Пока я наблюдал за нею, мною овладели два сильных чувства. Во-первых, нездоровая зависть к этому счастливому существу, которое может позволить себе созерцать закаты, а не растрачивать впустую время в обмен на засаленную пачку купюр. До чего же прав был этот бездельник Жозеф де Местр, утверждая, что лишь у тех, кто имеет ренту и свободен от убогого труда, есть время для духовных забот и возможность взвешенно судить о делах республики. Мы же, все остальные, – злобное дерьмо, лучшие представители которого способны стать опасными преступниками (примеры, когда ничтожества дорывались до власти: Наполеон, Дуррути, Гиммлер).
Вторым чувством, испытанным мною в тот вечер, я, сколь это ни парадоксально, отчасти обязан Достоевскому.
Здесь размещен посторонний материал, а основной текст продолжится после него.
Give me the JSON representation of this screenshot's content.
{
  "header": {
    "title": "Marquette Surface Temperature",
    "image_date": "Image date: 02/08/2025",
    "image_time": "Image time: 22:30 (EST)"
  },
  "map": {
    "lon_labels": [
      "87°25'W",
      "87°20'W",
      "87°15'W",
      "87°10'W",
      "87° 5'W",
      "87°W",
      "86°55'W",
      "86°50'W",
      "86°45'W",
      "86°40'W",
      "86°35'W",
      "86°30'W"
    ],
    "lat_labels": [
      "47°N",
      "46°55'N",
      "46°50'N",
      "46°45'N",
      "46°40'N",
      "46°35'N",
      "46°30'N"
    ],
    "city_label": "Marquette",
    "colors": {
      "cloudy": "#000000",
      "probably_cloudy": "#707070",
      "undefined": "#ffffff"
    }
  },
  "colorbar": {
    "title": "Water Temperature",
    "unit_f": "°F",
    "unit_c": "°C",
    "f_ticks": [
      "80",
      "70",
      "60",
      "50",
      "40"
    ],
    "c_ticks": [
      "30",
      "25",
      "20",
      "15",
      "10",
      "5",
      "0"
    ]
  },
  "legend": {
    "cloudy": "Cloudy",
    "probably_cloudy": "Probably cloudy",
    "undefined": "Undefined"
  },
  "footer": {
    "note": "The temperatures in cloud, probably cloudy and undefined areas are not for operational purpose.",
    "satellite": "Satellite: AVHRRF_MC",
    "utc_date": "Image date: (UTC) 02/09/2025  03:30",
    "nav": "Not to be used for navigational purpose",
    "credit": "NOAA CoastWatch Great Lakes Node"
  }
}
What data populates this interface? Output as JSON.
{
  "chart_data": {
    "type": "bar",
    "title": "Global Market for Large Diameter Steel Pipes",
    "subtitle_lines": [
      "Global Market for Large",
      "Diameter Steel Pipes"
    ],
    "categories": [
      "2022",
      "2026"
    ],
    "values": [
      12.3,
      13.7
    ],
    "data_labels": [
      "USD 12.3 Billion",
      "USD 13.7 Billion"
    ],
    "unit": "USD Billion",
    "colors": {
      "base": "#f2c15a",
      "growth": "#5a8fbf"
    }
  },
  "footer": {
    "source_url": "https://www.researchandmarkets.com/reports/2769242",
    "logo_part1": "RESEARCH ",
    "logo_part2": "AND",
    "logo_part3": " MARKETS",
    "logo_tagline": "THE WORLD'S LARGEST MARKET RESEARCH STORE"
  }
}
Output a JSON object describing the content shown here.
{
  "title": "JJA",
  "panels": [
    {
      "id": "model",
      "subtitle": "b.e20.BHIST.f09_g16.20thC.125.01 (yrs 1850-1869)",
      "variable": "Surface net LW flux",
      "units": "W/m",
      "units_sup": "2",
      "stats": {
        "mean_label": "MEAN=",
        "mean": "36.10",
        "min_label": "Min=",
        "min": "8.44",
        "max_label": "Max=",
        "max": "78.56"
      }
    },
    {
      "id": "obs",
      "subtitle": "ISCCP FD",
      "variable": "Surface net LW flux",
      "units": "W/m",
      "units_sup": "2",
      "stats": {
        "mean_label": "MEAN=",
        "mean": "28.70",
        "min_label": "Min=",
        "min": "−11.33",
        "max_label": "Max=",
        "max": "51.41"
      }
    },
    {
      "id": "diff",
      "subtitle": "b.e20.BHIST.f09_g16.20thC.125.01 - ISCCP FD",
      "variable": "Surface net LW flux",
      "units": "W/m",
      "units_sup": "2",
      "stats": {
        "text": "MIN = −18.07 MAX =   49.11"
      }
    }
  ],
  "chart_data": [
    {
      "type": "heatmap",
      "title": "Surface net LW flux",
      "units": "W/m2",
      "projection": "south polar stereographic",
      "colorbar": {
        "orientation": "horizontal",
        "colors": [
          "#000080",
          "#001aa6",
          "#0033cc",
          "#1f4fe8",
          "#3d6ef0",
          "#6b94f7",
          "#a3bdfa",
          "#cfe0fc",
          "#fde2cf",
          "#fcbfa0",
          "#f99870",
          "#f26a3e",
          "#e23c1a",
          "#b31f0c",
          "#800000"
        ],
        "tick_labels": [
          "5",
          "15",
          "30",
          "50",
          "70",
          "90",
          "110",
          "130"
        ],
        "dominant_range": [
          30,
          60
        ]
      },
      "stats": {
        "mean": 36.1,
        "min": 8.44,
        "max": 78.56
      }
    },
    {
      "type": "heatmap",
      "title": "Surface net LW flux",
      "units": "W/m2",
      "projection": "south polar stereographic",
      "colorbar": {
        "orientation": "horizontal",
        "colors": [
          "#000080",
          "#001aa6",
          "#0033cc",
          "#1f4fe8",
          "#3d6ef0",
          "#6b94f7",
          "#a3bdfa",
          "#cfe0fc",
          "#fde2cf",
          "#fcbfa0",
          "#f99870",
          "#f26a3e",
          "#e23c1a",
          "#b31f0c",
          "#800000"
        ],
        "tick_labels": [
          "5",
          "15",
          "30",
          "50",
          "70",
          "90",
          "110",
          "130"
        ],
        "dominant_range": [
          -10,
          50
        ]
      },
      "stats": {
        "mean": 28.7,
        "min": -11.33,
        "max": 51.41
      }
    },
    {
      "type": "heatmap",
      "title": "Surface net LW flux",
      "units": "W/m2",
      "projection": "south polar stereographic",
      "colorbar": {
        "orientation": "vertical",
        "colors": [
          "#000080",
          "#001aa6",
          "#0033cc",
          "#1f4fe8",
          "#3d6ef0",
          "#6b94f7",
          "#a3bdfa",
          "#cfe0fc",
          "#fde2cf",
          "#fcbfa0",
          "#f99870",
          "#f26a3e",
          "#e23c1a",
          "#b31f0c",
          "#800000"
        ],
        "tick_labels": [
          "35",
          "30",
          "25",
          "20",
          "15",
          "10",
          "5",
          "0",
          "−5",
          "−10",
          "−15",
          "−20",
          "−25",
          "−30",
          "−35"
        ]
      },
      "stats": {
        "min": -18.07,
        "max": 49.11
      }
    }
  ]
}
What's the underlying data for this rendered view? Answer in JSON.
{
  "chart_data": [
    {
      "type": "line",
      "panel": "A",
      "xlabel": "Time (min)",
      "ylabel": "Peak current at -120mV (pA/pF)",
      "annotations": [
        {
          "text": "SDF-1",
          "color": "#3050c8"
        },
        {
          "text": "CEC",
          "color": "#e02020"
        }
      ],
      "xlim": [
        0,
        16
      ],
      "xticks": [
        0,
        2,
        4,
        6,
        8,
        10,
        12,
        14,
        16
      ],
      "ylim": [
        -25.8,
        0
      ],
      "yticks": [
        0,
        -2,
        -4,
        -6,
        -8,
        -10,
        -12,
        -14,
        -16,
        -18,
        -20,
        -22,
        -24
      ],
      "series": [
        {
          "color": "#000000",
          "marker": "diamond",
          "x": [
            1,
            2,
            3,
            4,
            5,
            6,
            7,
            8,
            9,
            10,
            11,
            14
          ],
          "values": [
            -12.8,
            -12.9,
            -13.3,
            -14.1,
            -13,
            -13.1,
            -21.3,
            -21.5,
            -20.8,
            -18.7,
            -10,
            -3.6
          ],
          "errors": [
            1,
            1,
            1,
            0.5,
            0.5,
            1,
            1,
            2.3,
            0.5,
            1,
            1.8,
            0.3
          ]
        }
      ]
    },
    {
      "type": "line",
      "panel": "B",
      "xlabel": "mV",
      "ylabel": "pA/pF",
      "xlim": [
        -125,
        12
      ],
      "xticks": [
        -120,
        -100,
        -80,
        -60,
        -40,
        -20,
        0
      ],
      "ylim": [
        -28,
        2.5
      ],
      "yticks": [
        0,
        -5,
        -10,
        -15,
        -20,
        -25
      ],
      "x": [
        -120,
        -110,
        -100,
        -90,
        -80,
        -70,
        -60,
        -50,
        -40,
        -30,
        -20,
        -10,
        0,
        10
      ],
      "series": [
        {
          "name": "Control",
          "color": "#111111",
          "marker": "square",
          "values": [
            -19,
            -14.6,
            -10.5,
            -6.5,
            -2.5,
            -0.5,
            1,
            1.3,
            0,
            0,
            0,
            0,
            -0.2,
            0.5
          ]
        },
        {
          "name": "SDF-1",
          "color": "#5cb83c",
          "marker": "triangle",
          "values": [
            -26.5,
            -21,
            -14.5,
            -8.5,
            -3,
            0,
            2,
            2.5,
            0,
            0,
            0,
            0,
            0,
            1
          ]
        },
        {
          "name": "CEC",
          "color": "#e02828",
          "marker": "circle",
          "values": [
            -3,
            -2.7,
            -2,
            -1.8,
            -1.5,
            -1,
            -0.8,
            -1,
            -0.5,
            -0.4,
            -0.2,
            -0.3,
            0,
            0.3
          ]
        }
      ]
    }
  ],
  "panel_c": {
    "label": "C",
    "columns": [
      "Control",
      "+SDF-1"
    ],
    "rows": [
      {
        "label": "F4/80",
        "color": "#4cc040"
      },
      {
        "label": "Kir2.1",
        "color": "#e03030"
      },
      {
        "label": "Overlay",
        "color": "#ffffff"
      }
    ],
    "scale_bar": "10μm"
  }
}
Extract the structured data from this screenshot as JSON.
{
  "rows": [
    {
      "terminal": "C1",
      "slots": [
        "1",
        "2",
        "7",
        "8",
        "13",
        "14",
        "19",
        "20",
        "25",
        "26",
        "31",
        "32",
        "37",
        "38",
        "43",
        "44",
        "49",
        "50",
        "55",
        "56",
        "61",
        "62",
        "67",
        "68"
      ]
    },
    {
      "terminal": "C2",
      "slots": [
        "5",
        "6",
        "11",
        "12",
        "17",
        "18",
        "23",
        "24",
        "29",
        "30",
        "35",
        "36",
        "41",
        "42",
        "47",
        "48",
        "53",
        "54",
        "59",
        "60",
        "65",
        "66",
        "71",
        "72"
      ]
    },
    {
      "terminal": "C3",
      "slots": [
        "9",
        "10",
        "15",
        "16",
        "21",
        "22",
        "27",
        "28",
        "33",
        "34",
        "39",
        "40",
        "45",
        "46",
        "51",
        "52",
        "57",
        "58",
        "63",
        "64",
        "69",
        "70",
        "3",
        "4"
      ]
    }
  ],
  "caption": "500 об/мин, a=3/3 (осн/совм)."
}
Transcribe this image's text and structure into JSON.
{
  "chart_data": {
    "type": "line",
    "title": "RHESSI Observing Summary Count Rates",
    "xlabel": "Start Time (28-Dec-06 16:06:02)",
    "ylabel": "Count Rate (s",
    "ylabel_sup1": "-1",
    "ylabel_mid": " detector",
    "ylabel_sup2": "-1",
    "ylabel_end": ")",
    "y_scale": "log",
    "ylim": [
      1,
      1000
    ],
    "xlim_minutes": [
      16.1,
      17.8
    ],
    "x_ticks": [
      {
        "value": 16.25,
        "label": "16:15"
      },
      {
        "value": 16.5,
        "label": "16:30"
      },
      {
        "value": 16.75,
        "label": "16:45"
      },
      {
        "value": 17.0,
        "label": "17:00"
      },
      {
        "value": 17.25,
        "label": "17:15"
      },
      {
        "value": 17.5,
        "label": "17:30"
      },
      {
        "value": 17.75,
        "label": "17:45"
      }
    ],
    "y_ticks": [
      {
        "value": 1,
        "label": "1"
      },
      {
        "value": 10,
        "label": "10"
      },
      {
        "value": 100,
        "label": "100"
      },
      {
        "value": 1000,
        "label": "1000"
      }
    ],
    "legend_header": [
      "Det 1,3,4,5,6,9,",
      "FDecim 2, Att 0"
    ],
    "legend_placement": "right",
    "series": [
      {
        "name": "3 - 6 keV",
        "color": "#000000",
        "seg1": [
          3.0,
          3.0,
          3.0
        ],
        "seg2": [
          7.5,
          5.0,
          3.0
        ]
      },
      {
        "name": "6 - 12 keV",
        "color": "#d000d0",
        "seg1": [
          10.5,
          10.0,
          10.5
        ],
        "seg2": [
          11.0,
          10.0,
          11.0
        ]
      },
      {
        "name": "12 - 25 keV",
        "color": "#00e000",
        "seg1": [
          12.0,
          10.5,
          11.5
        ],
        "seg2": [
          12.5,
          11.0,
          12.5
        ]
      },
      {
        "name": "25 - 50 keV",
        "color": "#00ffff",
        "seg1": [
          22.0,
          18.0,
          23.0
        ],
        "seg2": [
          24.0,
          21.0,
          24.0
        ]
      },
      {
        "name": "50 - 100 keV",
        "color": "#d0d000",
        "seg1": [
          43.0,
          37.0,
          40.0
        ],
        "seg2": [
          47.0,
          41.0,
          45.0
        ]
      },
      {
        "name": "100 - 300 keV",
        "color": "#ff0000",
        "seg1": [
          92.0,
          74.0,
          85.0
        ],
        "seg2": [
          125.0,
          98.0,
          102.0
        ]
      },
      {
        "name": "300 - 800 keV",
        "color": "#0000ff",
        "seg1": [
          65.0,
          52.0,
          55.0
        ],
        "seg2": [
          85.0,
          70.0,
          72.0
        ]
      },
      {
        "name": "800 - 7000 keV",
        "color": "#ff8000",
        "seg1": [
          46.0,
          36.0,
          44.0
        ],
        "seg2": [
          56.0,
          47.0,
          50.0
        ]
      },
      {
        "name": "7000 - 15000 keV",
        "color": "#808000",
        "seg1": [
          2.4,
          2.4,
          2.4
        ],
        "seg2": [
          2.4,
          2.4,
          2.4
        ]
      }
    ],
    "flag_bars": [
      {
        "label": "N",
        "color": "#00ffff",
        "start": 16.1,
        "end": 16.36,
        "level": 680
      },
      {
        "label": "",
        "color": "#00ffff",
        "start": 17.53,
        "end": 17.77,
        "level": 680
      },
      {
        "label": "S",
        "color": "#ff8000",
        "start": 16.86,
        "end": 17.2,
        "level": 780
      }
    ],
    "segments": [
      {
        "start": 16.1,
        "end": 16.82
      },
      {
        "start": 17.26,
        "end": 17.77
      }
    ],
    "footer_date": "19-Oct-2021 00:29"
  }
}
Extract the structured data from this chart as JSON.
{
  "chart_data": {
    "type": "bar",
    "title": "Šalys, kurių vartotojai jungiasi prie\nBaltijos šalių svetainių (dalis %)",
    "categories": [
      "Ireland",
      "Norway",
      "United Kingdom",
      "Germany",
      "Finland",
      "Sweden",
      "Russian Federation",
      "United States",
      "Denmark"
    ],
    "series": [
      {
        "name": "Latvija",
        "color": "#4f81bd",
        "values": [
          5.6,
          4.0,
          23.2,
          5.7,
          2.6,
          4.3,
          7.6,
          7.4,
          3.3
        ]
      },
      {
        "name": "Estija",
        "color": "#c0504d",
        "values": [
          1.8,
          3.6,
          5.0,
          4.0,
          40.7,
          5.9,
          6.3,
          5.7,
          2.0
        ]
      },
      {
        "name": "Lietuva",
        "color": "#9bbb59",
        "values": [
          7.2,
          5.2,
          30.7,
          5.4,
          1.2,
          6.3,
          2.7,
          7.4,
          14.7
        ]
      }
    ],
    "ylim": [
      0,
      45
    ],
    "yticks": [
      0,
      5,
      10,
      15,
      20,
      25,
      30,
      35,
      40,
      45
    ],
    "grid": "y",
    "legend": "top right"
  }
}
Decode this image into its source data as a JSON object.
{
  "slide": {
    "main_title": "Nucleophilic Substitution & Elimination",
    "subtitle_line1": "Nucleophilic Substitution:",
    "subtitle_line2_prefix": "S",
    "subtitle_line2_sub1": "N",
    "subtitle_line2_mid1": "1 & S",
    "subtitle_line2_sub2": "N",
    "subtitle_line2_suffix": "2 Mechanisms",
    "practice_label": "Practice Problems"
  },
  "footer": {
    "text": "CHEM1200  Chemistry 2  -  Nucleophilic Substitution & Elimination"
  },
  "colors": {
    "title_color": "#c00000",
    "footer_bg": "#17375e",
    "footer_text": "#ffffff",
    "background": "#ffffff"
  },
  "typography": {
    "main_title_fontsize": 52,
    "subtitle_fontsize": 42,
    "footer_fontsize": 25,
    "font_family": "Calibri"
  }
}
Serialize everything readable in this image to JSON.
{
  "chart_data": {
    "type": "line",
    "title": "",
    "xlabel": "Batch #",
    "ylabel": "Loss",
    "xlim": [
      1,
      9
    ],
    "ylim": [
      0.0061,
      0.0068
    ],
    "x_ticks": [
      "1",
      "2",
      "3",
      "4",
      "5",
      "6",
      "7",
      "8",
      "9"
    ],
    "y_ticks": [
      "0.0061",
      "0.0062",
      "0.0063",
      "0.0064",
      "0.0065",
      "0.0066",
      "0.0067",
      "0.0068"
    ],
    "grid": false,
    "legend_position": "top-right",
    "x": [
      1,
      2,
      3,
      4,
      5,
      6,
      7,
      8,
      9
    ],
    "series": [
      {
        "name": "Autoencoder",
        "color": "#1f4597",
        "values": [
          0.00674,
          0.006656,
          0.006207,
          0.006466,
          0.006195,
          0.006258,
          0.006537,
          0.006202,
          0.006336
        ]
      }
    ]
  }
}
Я – один из немногих живых, кто может сказать, что прочитал от корки до корки “Братьев Карамазовых”, а огромное самопожертвование это совершил с единственной целью: иметь право с полным знанием дела заявить, что старик Федор Михайлович – зануда, от которого надо держаться подальше. Но Достоевский еще и автор скромной истории под названием “Белые ночи”, которая мне не просто понравилась, но подействовала необычайно. В этой повести есть женщина, которая гуляет в одиночестве, и герой влюбляется в нее без памяти. С тех пор, как я прочитал эту повесть, а прочитал я ее, когда был еще очень впечатлительным, женщины, гуляющие в одиночестве, сражают меня наповал. Росана, сидевшая на скамейке и глядевшая, как закат очерчивает границы угасающего дня, разбудила во мне совершенно не поддающееся рассудку чувство очарования. Будь я генералом или министром и владей государственными секретами, все эти секреты до последнего можно было бы у меня выведать, подсунув шпионку, которая умела бы сидеть на скамейке в парке и думать. Ей даже не обязательно быть красивой, просто не уродиной. Я кому-то рассказал это, и меня заподозрили во влюбчивости. Огромное заблуждение. Дело в том, что почти невозможно сегодня встретить женщину (или мужчину), которые бы просто о чем-то думали. Ни на парковой скамейке, ни под дулом пистолета.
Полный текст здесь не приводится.